The Church of Jesus Christ of Latter-day Saints released this week the most significant changes to its scripture since 1981.

The Mormon scriptures comprise four books: the Holy Bible, the Book of Mormon, Doctrine and Covenants and Pearl of Great Price.

Although there are grammatical revisions that will be contained in the 2013 edition of Mormon scriptures — available online now and in print format in August — the substantive changes come in terms of the introductions to the actual scriptural material.

"Those are what are really catching the attention of members of the church," Mormon scholar Terryl Givens tells Jacki Lyden, host of weekends on All Things Considered.

The two biggest additions to the new edition of Mormon scripture can be found in the book of Doctrine and Covenants, says Givens, a professor of literature and religion at the University of Richmond, and they deal specifically with the church's original ban on black priesthood ordination and polygamy.

Givens says Joseph Smith himself ordained black members of the church to the priesthood. But after Smith's death, beginning in the late 1840s, Brigham Young apparently charted a new direction in terms, and began what became known as "the ban," under which people of African-American ancestry were not permitted to hold the priesthood or to participate in temple ordinances.

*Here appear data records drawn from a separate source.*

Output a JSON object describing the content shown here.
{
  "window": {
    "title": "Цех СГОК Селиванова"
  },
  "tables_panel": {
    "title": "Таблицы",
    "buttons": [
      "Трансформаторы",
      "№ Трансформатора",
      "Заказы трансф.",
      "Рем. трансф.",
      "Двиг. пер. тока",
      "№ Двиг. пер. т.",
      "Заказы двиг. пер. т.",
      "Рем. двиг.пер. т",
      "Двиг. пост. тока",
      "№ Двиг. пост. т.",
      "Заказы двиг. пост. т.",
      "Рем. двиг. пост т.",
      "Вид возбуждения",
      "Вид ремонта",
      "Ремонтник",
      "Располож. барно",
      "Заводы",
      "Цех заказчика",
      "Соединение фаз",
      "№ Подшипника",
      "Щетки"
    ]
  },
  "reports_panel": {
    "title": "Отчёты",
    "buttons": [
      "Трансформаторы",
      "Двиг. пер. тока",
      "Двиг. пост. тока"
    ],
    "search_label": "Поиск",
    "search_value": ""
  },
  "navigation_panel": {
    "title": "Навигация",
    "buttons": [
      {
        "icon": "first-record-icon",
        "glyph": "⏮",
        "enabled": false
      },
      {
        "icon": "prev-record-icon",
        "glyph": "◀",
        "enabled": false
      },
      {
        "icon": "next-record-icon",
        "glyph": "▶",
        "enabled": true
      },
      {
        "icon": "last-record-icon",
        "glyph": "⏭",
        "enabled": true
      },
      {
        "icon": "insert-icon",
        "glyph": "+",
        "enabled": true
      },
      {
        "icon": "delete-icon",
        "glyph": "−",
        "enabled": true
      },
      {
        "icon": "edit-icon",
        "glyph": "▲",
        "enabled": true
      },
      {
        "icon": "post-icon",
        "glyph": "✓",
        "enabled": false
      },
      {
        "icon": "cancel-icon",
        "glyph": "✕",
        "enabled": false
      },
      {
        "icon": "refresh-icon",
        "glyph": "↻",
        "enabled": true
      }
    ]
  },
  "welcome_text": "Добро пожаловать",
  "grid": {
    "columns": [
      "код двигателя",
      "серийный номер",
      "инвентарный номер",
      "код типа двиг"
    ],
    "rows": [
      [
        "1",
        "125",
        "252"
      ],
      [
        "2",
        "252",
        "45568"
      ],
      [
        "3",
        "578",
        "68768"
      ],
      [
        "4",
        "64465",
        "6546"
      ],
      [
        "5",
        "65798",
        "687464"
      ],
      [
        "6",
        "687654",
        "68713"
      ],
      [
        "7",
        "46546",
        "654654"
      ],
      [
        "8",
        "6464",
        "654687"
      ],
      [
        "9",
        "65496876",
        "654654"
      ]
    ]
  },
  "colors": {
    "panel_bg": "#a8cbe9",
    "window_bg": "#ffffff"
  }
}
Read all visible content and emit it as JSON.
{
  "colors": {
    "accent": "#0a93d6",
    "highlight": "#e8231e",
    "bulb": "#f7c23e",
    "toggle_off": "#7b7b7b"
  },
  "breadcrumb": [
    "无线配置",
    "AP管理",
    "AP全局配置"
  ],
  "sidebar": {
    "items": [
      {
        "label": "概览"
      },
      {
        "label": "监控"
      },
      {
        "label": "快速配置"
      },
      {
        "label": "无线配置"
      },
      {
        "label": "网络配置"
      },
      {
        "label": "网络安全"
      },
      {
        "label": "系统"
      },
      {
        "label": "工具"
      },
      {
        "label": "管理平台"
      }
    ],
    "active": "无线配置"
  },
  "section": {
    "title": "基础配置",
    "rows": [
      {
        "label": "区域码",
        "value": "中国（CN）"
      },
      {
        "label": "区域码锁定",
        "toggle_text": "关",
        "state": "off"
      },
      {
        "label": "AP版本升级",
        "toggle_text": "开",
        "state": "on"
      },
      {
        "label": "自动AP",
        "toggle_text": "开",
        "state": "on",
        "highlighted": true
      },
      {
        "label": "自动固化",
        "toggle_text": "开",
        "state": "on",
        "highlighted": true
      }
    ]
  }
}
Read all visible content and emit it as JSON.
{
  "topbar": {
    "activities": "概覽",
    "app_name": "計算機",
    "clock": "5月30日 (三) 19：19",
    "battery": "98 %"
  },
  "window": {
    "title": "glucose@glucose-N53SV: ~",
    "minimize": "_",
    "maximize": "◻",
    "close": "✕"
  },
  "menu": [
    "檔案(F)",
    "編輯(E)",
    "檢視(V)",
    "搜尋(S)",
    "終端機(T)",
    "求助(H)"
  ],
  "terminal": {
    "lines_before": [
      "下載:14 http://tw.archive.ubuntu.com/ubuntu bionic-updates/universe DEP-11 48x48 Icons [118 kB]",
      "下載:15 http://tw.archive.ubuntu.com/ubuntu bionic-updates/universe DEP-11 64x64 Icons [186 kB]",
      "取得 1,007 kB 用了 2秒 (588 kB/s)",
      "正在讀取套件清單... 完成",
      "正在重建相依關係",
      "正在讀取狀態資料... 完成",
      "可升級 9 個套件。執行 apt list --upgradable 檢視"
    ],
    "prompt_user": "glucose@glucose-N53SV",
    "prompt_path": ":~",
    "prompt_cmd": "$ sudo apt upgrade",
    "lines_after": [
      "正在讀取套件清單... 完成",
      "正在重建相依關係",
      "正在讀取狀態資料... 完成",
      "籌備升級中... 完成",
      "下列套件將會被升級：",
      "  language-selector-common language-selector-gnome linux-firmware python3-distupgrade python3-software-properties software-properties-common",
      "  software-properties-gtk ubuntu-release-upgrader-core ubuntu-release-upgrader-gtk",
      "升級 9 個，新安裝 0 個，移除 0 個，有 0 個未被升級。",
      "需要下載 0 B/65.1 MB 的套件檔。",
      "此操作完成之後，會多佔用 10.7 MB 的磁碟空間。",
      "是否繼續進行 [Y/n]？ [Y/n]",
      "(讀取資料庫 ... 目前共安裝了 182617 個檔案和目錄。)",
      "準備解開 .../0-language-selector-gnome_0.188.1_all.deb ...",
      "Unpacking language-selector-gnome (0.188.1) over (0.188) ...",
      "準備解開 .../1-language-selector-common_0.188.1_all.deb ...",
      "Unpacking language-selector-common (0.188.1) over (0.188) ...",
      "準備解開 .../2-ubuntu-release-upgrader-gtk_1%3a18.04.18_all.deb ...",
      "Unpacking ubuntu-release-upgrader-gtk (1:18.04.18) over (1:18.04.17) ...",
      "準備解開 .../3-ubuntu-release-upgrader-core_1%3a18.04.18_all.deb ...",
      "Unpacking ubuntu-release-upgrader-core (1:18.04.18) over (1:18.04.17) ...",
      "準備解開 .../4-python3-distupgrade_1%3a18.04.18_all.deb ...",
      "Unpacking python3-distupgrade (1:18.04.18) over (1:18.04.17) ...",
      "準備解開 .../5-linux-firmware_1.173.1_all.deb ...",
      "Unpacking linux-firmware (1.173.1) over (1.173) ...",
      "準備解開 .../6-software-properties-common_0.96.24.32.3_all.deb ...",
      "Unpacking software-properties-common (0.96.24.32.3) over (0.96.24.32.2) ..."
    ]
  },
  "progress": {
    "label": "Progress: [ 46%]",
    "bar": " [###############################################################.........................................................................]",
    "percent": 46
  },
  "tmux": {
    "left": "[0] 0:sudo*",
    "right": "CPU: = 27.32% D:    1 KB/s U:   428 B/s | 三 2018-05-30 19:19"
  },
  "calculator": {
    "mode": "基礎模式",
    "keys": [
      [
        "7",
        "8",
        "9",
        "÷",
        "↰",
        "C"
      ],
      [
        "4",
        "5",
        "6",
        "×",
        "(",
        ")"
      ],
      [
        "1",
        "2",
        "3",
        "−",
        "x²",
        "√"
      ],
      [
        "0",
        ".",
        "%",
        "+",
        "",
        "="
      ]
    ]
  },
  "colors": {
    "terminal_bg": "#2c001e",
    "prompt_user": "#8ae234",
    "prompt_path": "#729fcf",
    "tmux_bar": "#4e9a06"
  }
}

"That was a policy that remained in place until 1978. It's really the albatross around the neck of the church, and it was for many, many years," says Givens, co-author of The God Who Weeps: How Mormonism Makes Sense of Life.

"I think that this new introduction to the revelation ending the priesthood ban is a major step forward in many ways because it acknowledges that the practice may have originated — it seems to me, this is how I'm reading it anyhow — as a matter of error or cultural and historical conditioning rather than as the will of God," he says. "And that's a fairly significant statement for the church to make."

The changes also deal with polygamy. A new introduction included in Doctrine and Covenants, Givens says, declares that "monogamy is God's standard for marriage unless he declares otherwise."

"I think that one could read that almost as an inversion of many Mormons' historical understanding of plural marriage," Givens says.

Givens says he believes these additions to Mormon scripture show signs of a more modern Mormon Church.

"In many ways, what we're seeing with these changes is the privileging of history over theology in some ways," he says. "It's a kind of acknowledgement that the Mormon Church is rooted in a past that is replete with historical claims. And it's a magnificent thing for a church to allow professional historians to have a lead role in the way that scripture is presented and its story is told."